Existentialists may be interested in your dreams, for example. But instead of telling you what your dreams mean, they will ask you. They might suggest that you let your dreams inspire you, let them guide you, let them suggest their own meanings. They may mean nothing, and they may mean everything.” – http://webspace.ship.edu/cgboer/binswanger.html
However, my question is only concerned with individuals in the United States in-so-far as they share the common circumstance of historical ignorance. Not just an ignorance of their own history, their own family’s history, or even their own demographics histories, but also – crucially – an ignorance of other individuals, families, and demographics histories. What does it mean to operate socially without an accurate social map? What does it mean to operate politically without a working knowledge of political history… the history of political institutions and political relationships? What does it mean to be disconnected from that matrix of meanings?
On a related note, even if someone does have these maps at-hand, there are still consequences from living in a world where others do not.
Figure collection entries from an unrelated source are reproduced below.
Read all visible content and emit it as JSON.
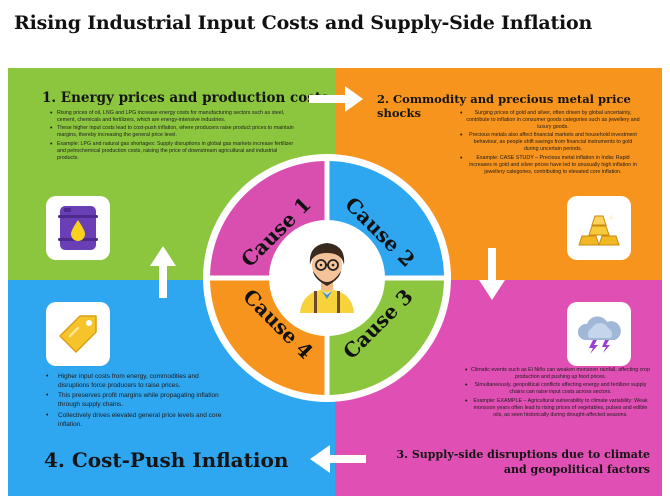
{
  "title": "Rising Industrial Input Costs and Supply-Side Inflation",
  "colors": {
    "green": "#8cc63e",
    "orange": "#f7941d",
    "magenta": "#e04fb3",
    "blue": "#2ea6f0",
    "center": "#ffffff"
  },
  "sections": {
    "energy": {
      "heading": "1. Energy prices and production costs",
      "icon": "oil-barrel-icon",
      "bullets": [
        "Rising prices of oil, LNG and LPG increase energy costs for manufacturing sectors such as steel, cement, chemicals and fertilizers, which are energy-intensive industries.",
        "These higher input costs lead to cost-push inflation, where producers raise product prices to maintain margins, thereby increasing the general price level.",
        "Example: LPG and natural gas shortages: Supply disruptions in global gas markets increase fertilizer and petrochemical production costs, raising the price of downstream agricultural and industrial products."
      ]
    },
    "commodity": {
      "heading": "2. Commodity and precious metal price shocks",
      "icon": "gold-bars-icon",
      "bullets": [
        "Surging prices of gold and silver, often driven by global uncertainty, contribute to inflation in consumer goods categories such as jewellery and luxury goods.",
        "Precious metals also affect financial markets and household investment behaviour, as people shift savings from financial instruments to gold during uncertain periods.",
        "Example: CASE STUDY – Precious metal inflation in India: Rapid increases in gold and silver prices have led to unusually high inflation in jewellery categories, contributing to elevated core inflation."
      ]
    },
    "supply": {
      "heading": "3. Supply-side disruptions due to climate and geopolitical factors",
      "icon": "storm-cloud-icon",
      "bullets": [
        "Climatic events such as El Niño can weaken monsoon rainfall, affecting crop production and pushing up food prices.",
        "Simultaneously, geopolitical conflicts affecting energy and fertilizer supply chains can raise input costs across sectors.",
        "Example: EXAMPLE – Agricultural vulnerability to climate variability: Weak monsoon years often lead to rising prices of vegetables, pulses and edible oils, as seen historically during drought-affected seasons."
      ]
    },
    "costpush": {
      "heading": "4. Cost-Push Inflation",
      "icon": "price-tag-icon",
      "bullets": [
        "Higher input costs from energy, commodities and disruptions force producers to raise prices.",
        "This preserves profit margins while propagating inflation through supply chains.",
        "Collectively drives elevated general price levels and core inflation."
      ]
    }
  },
  "wheel": {
    "labels": [
      "Cause 1",
      "Cause 2",
      "Cause 3",
      "Cause 4"
    ],
    "segment_colors": [
      "#d94fb0",
      "#2ea6f0",
      "#8cc63e",
      "#f7941d"
    ],
    "center_icon": "economist-avatar-icon"
  }
}
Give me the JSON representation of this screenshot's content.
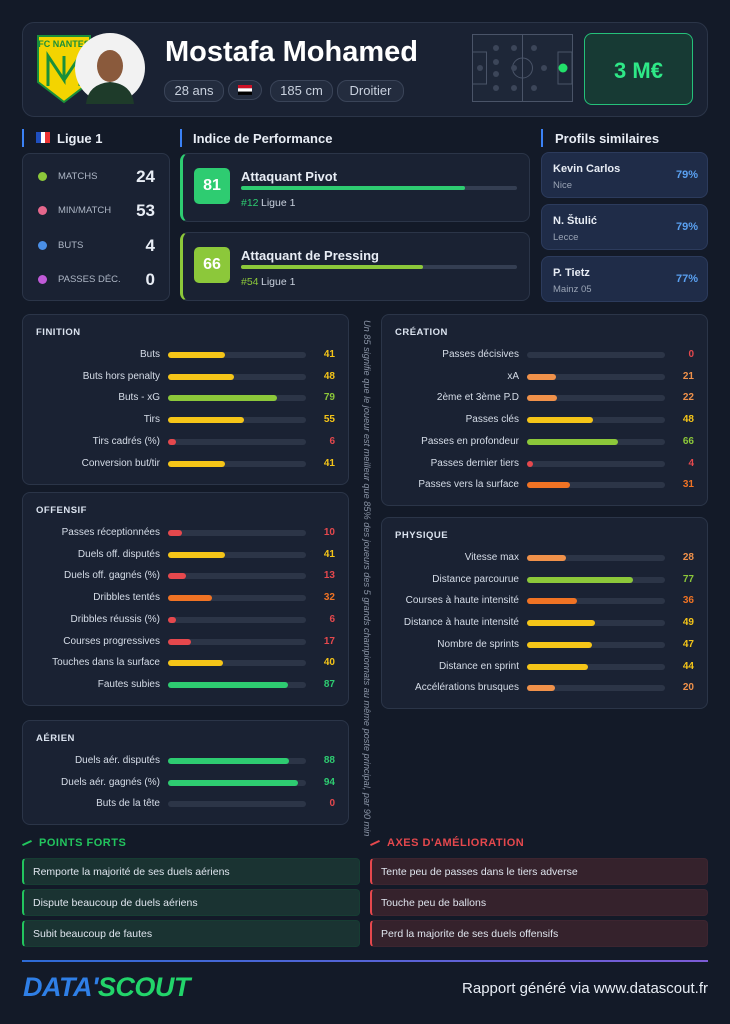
{
  "header": {
    "logo_text": "FC NANTES",
    "name": "Mostafa Mohamed",
    "age": "28 ans",
    "height": "185 cm",
    "foot": "Droitier",
    "market_value": "3 M€"
  },
  "league": {
    "name": "Ligue 1",
    "stats": [
      {
        "label": "MATCHS",
        "value": 24
      },
      {
        "label": "MIN/MATCH",
        "value": 53
      },
      {
        "label": "BUTS",
        "value": 4
      },
      {
        "label": "PASSES DÉC.",
        "value": 0
      }
    ]
  },
  "performance": {
    "title": "Indice de Performance",
    "items": [
      {
        "score": 81,
        "role": "Attaquant Pivot",
        "rank": "#12",
        "league": "Ligue 1"
      },
      {
        "score": 66,
        "role": "Attaquant de Pressing",
        "rank": "#54",
        "league": "Ligue 1"
      }
    ]
  },
  "similar": {
    "title": "Profils similaires",
    "items": [
      {
        "name": "Kevin Carlos",
        "club": "Nice",
        "match": "79%"
      },
      {
        "name": "N. Štulić",
        "club": "Lecce",
        "match": "79%"
      },
      {
        "name": "P. Tietz",
        "club": "Mainz 05",
        "match": "77%"
      }
    ]
  },
  "percentile_range": [
    0,
    100
  ],
  "sections": [
    {
      "title": "FINITION",
      "rows": [
        {
          "label": "Buts",
          "value": 41
        },
        {
          "label": "Buts hors penalty",
          "value": 48
        },
        {
          "label": "Buts - xG",
          "value": 79
        },
        {
          "label": "Tirs",
          "value": 55
        },
        {
          "label": "Tirs cadrés (%)",
          "value": 6
        },
        {
          "label": "Conversion but/tir",
          "value": 41
        }
      ]
    },
    {
      "title": "OFFENSIF",
      "rows": [
        {
          "label": "Passes réceptionnées",
          "value": 10
        },
        {
          "label": "Duels off. disputés",
          "value": 41
        },
        {
          "label": "Duels off. gagnés (%)",
          "value": 13
        },
        {
          "label": "Dribbles tentés",
          "value": 32
        },
        {
          "label": "Dribbles réussis (%)",
          "value": 6
        },
        {
          "label": "Courses progressives",
          "value": 17
        },
        {
          "label": "Touches dans la surface",
          "value": 40
        },
        {
          "label": "Fautes subies",
          "value": 87
        }
      ]
    },
    {
      "title": "AÉRIEN",
      "rows": [
        {
          "label": "Duels aér. disputés",
          "value": 88
        },
        {
          "label": "Duels aér. gagnés (%)",
          "value": 94
        },
        {
          "label": "Buts de la tête",
          "value": 0
        }
      ]
    },
    {
      "title": "CRÉATION",
      "rows": [
        {
          "label": "Passes décisives",
          "value": 0
        },
        {
          "label": "xA",
          "value": 21
        },
        {
          "label": "2ème et 3ème P.D",
          "value": 22
        },
        {
          "label": "Passes clés",
          "value": 48
        },
        {
          "label": "Passes en profondeur",
          "value": 66
        },
        {
          "label": "Passes dernier tiers",
          "value": 4
        },
        {
          "label": "Passes vers la surface",
          "value": 31
        }
      ]
    },
    {
      "title": "PHYSIQUE",
      "rows": [
        {
          "label": "Vitesse max",
          "value": 28
        },
        {
          "label": "Distance parcourue",
          "value": 77
        },
        {
          "label": "Courses à haute intensité",
          "value": 36
        },
        {
          "label": "Distance à haute intensité",
          "value": 49
        },
        {
          "label": "Nombre de sprints",
          "value": 47
        },
        {
          "label": "Distance en sprint",
          "value": 44
        },
        {
          "label": "Accélérations brusques",
          "value": 20
        }
      ]
    }
  ],
  "note": "Un 85 signifie que le joueur est meilleur que 85% des joueurs des 5 grands championnats au même poste principal, par 90 min",
  "strengths": {
    "title": "POINTS FORTS",
    "items": [
      "Remporte la majorité de ses duels aériens",
      "Dispute beaucoup de duels aériens",
      "Subit beaucoup de fautes"
    ]
  },
  "improvements": {
    "title": "AXES D'AMÉLIORATION",
    "items": [
      "Tente peu de passes dans le tiers adverse",
      "Touche peu de ballons",
      "Perd la majorite de ses duels offensifs"
    ]
  },
  "footer": {
    "brand_left": "DATA'",
    "brand_right": "SCOUT",
    "text": "Rapport généré via www.datascout.fr"
  }
}
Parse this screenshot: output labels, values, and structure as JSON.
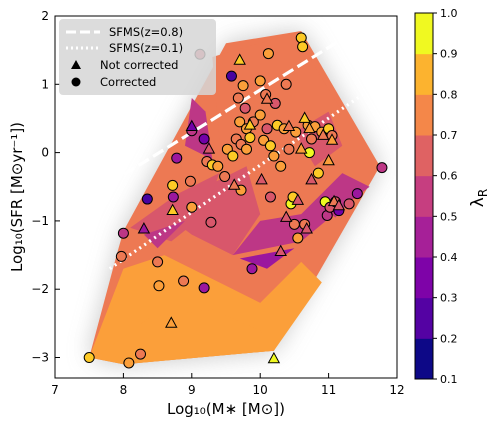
{
  "chart_data": {
    "type": "scatter",
    "title": "",
    "xlabel": "Log₁₀(M∗ [M⊙])",
    "ylabel": "Log₁₀(SFR [M⊙yr⁻¹])",
    "xlim": [
      7,
      12
    ],
    "ylim": [
      -3.3,
      2
    ],
    "x_ticks": [
      "7",
      "8",
      "9",
      "10",
      "11",
      "12"
    ],
    "y_ticks": [
      "2",
      "1",
      "0",
      "−1",
      "−2",
      "−3"
    ],
    "grid": false,
    "colormap": "plasma",
    "colorbar": {
      "label": "λ",
      "label_subscript": "R",
      "range": [
        0.1,
        1.0
      ],
      "ticks": [
        "0.1",
        "0.2",
        "0.3",
        "0.4",
        "0.5",
        "0.6",
        "0.7",
        "0.8",
        "0.9",
        "1.0"
      ]
    },
    "legend": {
      "placement": "top-left",
      "entries": [
        {
          "label": "SFMS(z=0.8)",
          "style": "dashed-line"
        },
        {
          "label": "SFMS(z=0.1)",
          "style": "dotted-line"
        },
        {
          "label": "Not corrected",
          "style": "triangle"
        },
        {
          "label": "Corrected",
          "style": "circle"
        }
      ]
    },
    "sfms_lines": [
      {
        "name": "SFMS(z=0.8)",
        "points": [
          [
            7.8,
            -0.45
          ],
          [
            11.5,
            1.85
          ]
        ]
      },
      {
        "name": "SFMS(z=0.1)",
        "points": [
          [
            7.8,
            -1.7
          ],
          [
            11.5,
            0.85
          ]
        ]
      }
    ],
    "contour_hull": [
      [
        7.5,
        -3.0
      ],
      [
        7.9,
        -1.5
      ],
      [
        8.0,
        -1.15
      ],
      [
        9.5,
        1.6
      ],
      [
        10.6,
        1.78
      ],
      [
        11.75,
        -0.2
      ],
      [
        10.2,
        -2.9
      ],
      [
        8.0,
        -3.1
      ]
    ],
    "contour_levels": [
      {
        "lambda": 0.65,
        "polygon": [
          [
            7.5,
            -3.0
          ],
          [
            7.9,
            -1.5
          ],
          [
            8.0,
            -1.15
          ],
          [
            9.5,
            1.6
          ],
          [
            10.6,
            1.78
          ],
          [
            11.75,
            -0.2
          ],
          [
            10.2,
            -2.9
          ],
          [
            8.0,
            -3.1
          ]
        ]
      },
      {
        "lambda": 0.75,
        "polygon": [
          [
            7.5,
            -3.0
          ],
          [
            8.0,
            -1.7
          ],
          [
            8.6,
            -1.5
          ],
          [
            9.4,
            -1.9
          ],
          [
            10.0,
            -2.2
          ],
          [
            10.6,
            -1.6
          ],
          [
            10.9,
            -1.9
          ],
          [
            10.2,
            -2.9
          ],
          [
            8.0,
            -3.1
          ]
        ]
      },
      {
        "lambda": 0.8,
        "polygon": [
          [
            7.6,
            -3.0
          ],
          [
            8.4,
            -2.4
          ],
          [
            9.3,
            -2.3
          ],
          [
            10.0,
            -2.6
          ],
          [
            10.2,
            -2.9
          ],
          [
            8.0,
            -3.1
          ]
        ]
      },
      {
        "lambda": 0.72,
        "polygon": [
          [
            9.3,
            1.4
          ],
          [
            10.5,
            1.75
          ],
          [
            11.2,
            0.6
          ],
          [
            10.9,
            0.1
          ],
          [
            10.3,
            0.2
          ],
          [
            9.7,
            -0.6
          ],
          [
            9.4,
            0.2
          ]
        ]
      },
      {
        "lambda": 0.62,
        "polygon": [
          [
            8.6,
            -0.9
          ],
          [
            9.2,
            -0.5
          ],
          [
            9.8,
            -0.2
          ],
          [
            10.0,
            -0.9
          ],
          [
            9.6,
            -1.5
          ],
          [
            9.0,
            -1.2
          ]
        ]
      },
      {
        "lambda": 0.55,
        "polygon": [
          [
            8.1,
            -1.1
          ],
          [
            8.8,
            -0.6
          ],
          [
            9.4,
            -0.3
          ],
          [
            9.2,
            -0.9
          ],
          [
            8.7,
            -1.3
          ]
        ]
      },
      {
        "lambda": 0.5,
        "polygon": [
          [
            8.9,
            0.1
          ],
          [
            9.0,
            0.8
          ],
          [
            9.2,
            0.6
          ],
          [
            9.3,
            -0.1
          ]
        ]
      },
      {
        "lambda": 0.48,
        "polygon": [
          [
            8.3,
            -1.2
          ],
          [
            8.9,
            -1.0
          ],
          [
            8.5,
            -1.4
          ]
        ]
      },
      {
        "lambda": 0.52,
        "polygon": [
          [
            9.6,
            -1.5
          ],
          [
            10.6,
            -1.3
          ],
          [
            11.2,
            -0.8
          ],
          [
            11.6,
            -0.5
          ],
          [
            11.2,
            -0.3
          ],
          [
            10.6,
            -0.9
          ],
          [
            10.0,
            -1.0
          ]
        ]
      },
      {
        "lambda": 0.45,
        "polygon": [
          [
            9.7,
            -1.55
          ],
          [
            10.5,
            -1.4
          ],
          [
            10.1,
            -1.7
          ]
        ]
      },
      {
        "lambda": 0.48,
        "polygon": [
          [
            10.8,
            -0.7
          ],
          [
            11.5,
            -0.5
          ],
          [
            11.1,
            -0.95
          ]
        ]
      },
      {
        "lambda": 0.6,
        "polygon": [
          [
            10.5,
            0.3
          ],
          [
            11.0,
            0.6
          ],
          [
            11.2,
            0.1
          ],
          [
            10.8,
            -0.2
          ]
        ]
      }
    ],
    "series": [
      {
        "name": "Corrected",
        "marker": "circle",
        "points": [
          {
            "x": 7.5,
            "y": -3.0,
            "c": 0.88
          },
          {
            "x": 8.08,
            "y": -3.08,
            "c": 0.78
          },
          {
            "x": 8.25,
            "y": -2.95,
            "c": 0.65
          },
          {
            "x": 8.52,
            "y": -1.95,
            "c": 0.78
          },
          {
            "x": 8.88,
            "y": -1.88,
            "c": 0.7
          },
          {
            "x": 9.18,
            "y": -1.98,
            "c": 0.38
          },
          {
            "x": 7.97,
            "y": -1.52,
            "c": 0.72
          },
          {
            "x": 8.5,
            "y": -1.6,
            "c": 0.7
          },
          {
            "x": 8.0,
            "y": -1.18,
            "c": 0.5
          },
          {
            "x": 8.35,
            "y": -0.68,
            "c": 0.22
          },
          {
            "x": 8.73,
            "y": -0.65,
            "c": 0.4
          },
          {
            "x": 8.72,
            "y": -0.48,
            "c": 0.85
          },
          {
            "x": 8.78,
            "y": -0.08,
            "c": 0.42
          },
          {
            "x": 8.98,
            "y": -0.42,
            "c": 0.72
          },
          {
            "x": 9.0,
            "y": -0.8,
            "c": 0.8
          },
          {
            "x": 9.0,
            "y": 0.32,
            "c": 0.5
          },
          {
            "x": 9.12,
            "y": 1.44,
            "c": 0.62
          },
          {
            "x": 9.18,
            "y": 0.2,
            "c": 0.3
          },
          {
            "x": 9.22,
            "y": -0.13,
            "c": 0.7
          },
          {
            "x": 9.3,
            "y": -0.18,
            "c": 0.88
          },
          {
            "x": 9.28,
            "y": -1.02,
            "c": 0.62
          },
          {
            "x": 9.38,
            "y": -0.2,
            "c": 0.8
          },
          {
            "x": 9.48,
            "y": -0.35,
            "c": 0.72
          },
          {
            "x": 9.52,
            "y": 0.05,
            "c": 0.8
          },
          {
            "x": 9.58,
            "y": 1.12,
            "c": 0.25
          },
          {
            "x": 9.6,
            "y": -0.05,
            "c": 0.85
          },
          {
            "x": 9.65,
            "y": 0.2,
            "c": 0.7
          },
          {
            "x": 9.68,
            "y": 0.8,
            "c": 0.66
          },
          {
            "x": 9.7,
            "y": 0.45,
            "c": 0.82
          },
          {
            "x": 9.72,
            "y": 0.12,
            "c": 0.72
          },
          {
            "x": 9.72,
            "y": -0.55,
            "c": 0.8
          },
          {
            "x": 9.75,
            "y": 0.98,
            "c": 0.78
          },
          {
            "x": 9.78,
            "y": 0.65,
            "c": 0.6
          },
          {
            "x": 9.8,
            "y": 0.35,
            "c": 0.8
          },
          {
            "x": 9.8,
            "y": 0.05,
            "c": 0.78
          },
          {
            "x": 9.85,
            "y": 0.22,
            "c": 0.9
          },
          {
            "x": 9.88,
            "y": -1.7,
            "c": 0.4
          },
          {
            "x": 9.9,
            "y": 0.45,
            "c": 0.72
          },
          {
            "x": 10.0,
            "y": 0.55,
            "c": 0.82
          },
          {
            "x": 10.0,
            "y": 1.05,
            "c": 0.75
          },
          {
            "x": 10.05,
            "y": 0.18,
            "c": 0.8
          },
          {
            "x": 10.08,
            "y": 0.85,
            "c": 0.72
          },
          {
            "x": 10.1,
            "y": 0.35,
            "c": 0.62
          },
          {
            "x": 10.12,
            "y": 1.45,
            "c": 0.78
          },
          {
            "x": 10.15,
            "y": -0.65,
            "c": 0.6
          },
          {
            "x": 10.15,
            "y": 0.1,
            "c": 0.85
          },
          {
            "x": 10.2,
            "y": -0.05,
            "c": 0.82
          },
          {
            "x": 10.22,
            "y": 0.72,
            "c": 0.58
          },
          {
            "x": 10.25,
            "y": 0.4,
            "c": 0.88
          },
          {
            "x": 10.3,
            "y": -0.2,
            "c": 0.75
          },
          {
            "x": 10.35,
            "y": 0.35,
            "c": 0.8
          },
          {
            "x": 10.38,
            "y": 1.0,
            "c": 0.7
          },
          {
            "x": 10.42,
            "y": 0.05,
            "c": 0.72
          },
          {
            "x": 10.45,
            "y": -0.75,
            "c": 0.92
          },
          {
            "x": 10.48,
            "y": -0.65,
            "c": 0.85
          },
          {
            "x": 10.5,
            "y": -1.05,
            "c": 0.72
          },
          {
            "x": 10.52,
            "y": 0.3,
            "c": 0.8
          },
          {
            "x": 10.55,
            "y": -1.25,
            "c": 0.82
          },
          {
            "x": 10.6,
            "y": 1.68,
            "c": 0.84
          },
          {
            "x": 10.62,
            "y": 1.55,
            "c": 0.9
          },
          {
            "x": 10.65,
            "y": -1.05,
            "c": 0.7
          },
          {
            "x": 10.7,
            "y": 0.4,
            "c": 0.78
          },
          {
            "x": 10.72,
            "y": 0.0,
            "c": 0.92
          },
          {
            "x": 10.75,
            "y": 0.2,
            "c": 0.7
          },
          {
            "x": 10.8,
            "y": 0.38,
            "c": 0.82
          },
          {
            "x": 10.85,
            "y": -0.3,
            "c": 0.9
          },
          {
            "x": 10.9,
            "y": 0.3,
            "c": 0.75
          },
          {
            "x": 10.95,
            "y": -0.72,
            "c": 0.95
          },
          {
            "x": 10.98,
            "y": -0.92,
            "c": 0.5
          },
          {
            "x": 11.0,
            "y": 0.35,
            "c": 0.9
          },
          {
            "x": 11.02,
            "y": -0.8,
            "c": 0.62
          },
          {
            "x": 11.05,
            "y": 0.25,
            "c": 0.65
          },
          {
            "x": 11.1,
            "y": -0.72,
            "c": 0.55
          },
          {
            "x": 11.15,
            "y": -0.85,
            "c": 0.35
          },
          {
            "x": 11.3,
            "y": -0.75,
            "c": 0.62
          },
          {
            "x": 11.42,
            "y": -0.6,
            "c": 0.45
          },
          {
            "x": 11.78,
            "y": -0.22,
            "c": 0.52
          }
        ]
      },
      {
        "name": "Not corrected",
        "marker": "triangle",
        "points": [
          {
            "x": 8.3,
            "y": -1.12,
            "c": 0.42
          },
          {
            "x": 8.72,
            "y": -0.85,
            "c": 0.88
          },
          {
            "x": 8.7,
            "y": -2.5,
            "c": 0.78
          },
          {
            "x": 9.0,
            "y": 0.38,
            "c": 0.32
          },
          {
            "x": 9.25,
            "y": 0.05,
            "c": 0.6
          },
          {
            "x": 9.62,
            "y": -0.48,
            "c": 0.7
          },
          {
            "x": 9.7,
            "y": 1.35,
            "c": 0.88
          },
          {
            "x": 9.85,
            "y": 0.4,
            "c": 0.9
          },
          {
            "x": 10.02,
            "y": -0.4,
            "c": 0.55
          },
          {
            "x": 10.1,
            "y": 0.78,
            "c": 0.7
          },
          {
            "x": 10.2,
            "y": -3.02,
            "c": 0.95
          },
          {
            "x": 10.3,
            "y": -1.45,
            "c": 0.55
          },
          {
            "x": 10.38,
            "y": -0.95,
            "c": 0.62
          },
          {
            "x": 10.42,
            "y": 0.38,
            "c": 0.72
          },
          {
            "x": 10.55,
            "y": -0.7,
            "c": 0.58
          },
          {
            "x": 10.6,
            "y": 0.05,
            "c": 0.8
          },
          {
            "x": 10.65,
            "y": 0.5,
            "c": 0.88
          },
          {
            "x": 10.68,
            "y": -1.12,
            "c": 0.55
          },
          {
            "x": 10.72,
            "y": 0.35,
            "c": 0.75
          },
          {
            "x": 10.75,
            "y": -0.4,
            "c": 0.62
          },
          {
            "x": 10.92,
            "y": 0.25,
            "c": 0.7
          },
          {
            "x": 11.0,
            "y": -0.12,
            "c": 0.8
          },
          {
            "x": 11.05,
            "y": 0.18,
            "c": 0.78
          },
          {
            "x": 11.08,
            "y": -0.72,
            "c": 0.65
          },
          {
            "x": 11.15,
            "y": -0.78,
            "c": 0.6
          }
        ]
      }
    ]
  }
}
Overall, the question I want to get at is: what are some useful strategies and tactics for navigating this socio-poltical context? Does it even make sense to offer a historical rationale for one’s political positions in a world that can’t possibly appreciate the rationale because they lack the historical context? Or, since at the psychological level, we make use of history vis-a-vis the situation at-hand, is it worthwhile to articulate a robust past for one’s positions?
Can someone survive in a world they don’t know? Yes.
Can they thrive? It appears so when you hear some of the shit that the rich say.
But can they do politics? No. Not really.
Politics is history.
Why?
Politics is concerned with categories that transcend individuals. Categories that live in a world of legal concepts and group identities. Even the concept of “individual” is defined within the context of these categories.
Ok. So when I say, “The United States is a country that doesn’t know itself, nor others.” this also implies that for the most part, citizens of the United States are limited to a scope of political thinking that is defined by these maps of history and institutional functioning.